One of the most important factors not revealed in ESPN’s article, although some language suggests it, is that the May 29 conditioning practice was Jordan’s first team-activity in over a month. The Baltimore Sun released the information based on logs from the University that are required by the NCAA. The logs revealed that the deceased had not participated in team-organized workouts for 33 days prior.

Even at a seemingly comfortable 80 degrees, a temperature high enough to mandate heat illness procedures in California, a lack of acclimatization potentially played a key role in Jordan’s death. Those who are skeptical of acclimatization’s role in heat illness don’t need to look any farther than fatalities in California. See the chart below that presents a damning correlation between days on the job and the 25 occupational heat-related fatalities investigated by Cal/OSHA in a single calendar year.

 

3.  Poor Safety (and Health) Culture

For anyone in safety and health, safety culture is brought up frequently. Somewhat different from other responsibilities, it was more to do with social make-up and interactions than physical, biological, or chemical ones. I’ll warn you that this section is a little less objective than the previous two. When we talk about poor safety and health culture, what are we referring to?
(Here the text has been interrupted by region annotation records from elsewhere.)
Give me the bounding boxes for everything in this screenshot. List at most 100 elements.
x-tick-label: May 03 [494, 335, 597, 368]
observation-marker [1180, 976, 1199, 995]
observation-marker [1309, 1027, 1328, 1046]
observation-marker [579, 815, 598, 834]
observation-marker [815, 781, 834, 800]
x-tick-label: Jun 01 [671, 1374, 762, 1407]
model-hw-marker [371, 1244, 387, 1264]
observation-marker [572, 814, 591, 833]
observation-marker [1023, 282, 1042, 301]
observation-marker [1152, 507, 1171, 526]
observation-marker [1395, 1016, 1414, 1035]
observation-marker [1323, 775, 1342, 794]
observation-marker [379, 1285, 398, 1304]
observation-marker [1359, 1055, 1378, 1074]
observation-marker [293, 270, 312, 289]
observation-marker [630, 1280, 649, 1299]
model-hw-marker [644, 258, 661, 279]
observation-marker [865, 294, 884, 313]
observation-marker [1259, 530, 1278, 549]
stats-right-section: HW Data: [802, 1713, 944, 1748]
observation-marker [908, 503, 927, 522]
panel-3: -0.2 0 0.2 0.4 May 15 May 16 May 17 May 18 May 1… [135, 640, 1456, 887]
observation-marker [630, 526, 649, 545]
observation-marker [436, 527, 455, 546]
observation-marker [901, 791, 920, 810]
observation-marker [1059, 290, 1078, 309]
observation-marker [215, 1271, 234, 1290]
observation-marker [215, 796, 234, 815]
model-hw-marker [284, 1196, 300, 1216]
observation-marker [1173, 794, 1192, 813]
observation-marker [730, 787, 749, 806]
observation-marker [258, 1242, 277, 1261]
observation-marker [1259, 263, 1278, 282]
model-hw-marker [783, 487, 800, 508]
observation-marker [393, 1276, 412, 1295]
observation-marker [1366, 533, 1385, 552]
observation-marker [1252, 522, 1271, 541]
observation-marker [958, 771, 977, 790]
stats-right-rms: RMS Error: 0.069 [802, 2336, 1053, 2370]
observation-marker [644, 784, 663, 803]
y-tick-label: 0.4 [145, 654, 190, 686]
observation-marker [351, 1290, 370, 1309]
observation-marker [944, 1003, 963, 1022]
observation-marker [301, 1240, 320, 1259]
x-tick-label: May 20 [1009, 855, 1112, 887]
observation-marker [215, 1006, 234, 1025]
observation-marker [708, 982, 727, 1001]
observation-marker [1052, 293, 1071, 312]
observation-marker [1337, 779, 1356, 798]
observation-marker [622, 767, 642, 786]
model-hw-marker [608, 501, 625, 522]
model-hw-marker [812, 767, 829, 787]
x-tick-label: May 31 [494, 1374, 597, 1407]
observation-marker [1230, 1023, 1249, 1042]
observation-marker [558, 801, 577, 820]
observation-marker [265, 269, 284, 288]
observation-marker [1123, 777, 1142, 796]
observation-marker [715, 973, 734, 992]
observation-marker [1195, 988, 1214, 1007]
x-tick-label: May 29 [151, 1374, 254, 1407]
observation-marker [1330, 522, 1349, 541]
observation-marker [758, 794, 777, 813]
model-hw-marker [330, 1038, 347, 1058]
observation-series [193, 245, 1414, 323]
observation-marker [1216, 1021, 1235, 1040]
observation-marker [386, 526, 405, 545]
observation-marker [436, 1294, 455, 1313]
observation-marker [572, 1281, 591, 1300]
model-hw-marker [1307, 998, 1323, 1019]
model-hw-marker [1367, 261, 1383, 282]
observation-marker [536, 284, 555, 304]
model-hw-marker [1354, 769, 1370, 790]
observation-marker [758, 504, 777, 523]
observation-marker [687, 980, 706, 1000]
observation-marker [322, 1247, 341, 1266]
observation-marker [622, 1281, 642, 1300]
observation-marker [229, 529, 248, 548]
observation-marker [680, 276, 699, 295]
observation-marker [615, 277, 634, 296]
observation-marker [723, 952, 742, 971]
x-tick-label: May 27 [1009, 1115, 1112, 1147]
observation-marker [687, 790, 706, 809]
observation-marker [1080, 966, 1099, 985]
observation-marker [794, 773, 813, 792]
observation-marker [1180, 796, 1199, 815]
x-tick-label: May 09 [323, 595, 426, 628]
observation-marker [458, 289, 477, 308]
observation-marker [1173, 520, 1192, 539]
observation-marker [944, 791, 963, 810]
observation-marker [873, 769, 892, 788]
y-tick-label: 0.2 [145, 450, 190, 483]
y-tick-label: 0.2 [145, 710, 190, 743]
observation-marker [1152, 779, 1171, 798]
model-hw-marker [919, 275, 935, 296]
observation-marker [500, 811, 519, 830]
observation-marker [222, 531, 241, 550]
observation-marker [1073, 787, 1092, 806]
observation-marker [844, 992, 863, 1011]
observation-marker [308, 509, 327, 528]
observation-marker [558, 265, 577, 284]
We are referring to an environment based on fear and intimidation supported by administrative staff, an administrative/ coaching staff that ignore the recommendations of licensed physicians and the people that push the “no quit”  and too vulgar for Safety Center to want to share mentality that contributed to Jordan’s death and others like him.

By now, I’ve likely lost a few readers because that mentality is one that is comparable to those in many blue-collar occupations we work with. Culture impacts not only how administrative staff operates, but every employee that works with them (maybe too obvious here). Poor environments, like the one at the University of Maryland’s football program, are contagious.

It is our responsibility to stop them from spreading.

The investigation of the incident, by Walters Incorporated that led to Jordan McNair’s death has painted an ugly picture of the football program at the University of Maryland. More so, it reveals the deficiencies and provides a learning opportunity for us in the occupational safety and health field. Lessons like these come at a steep price. Don’t waste them.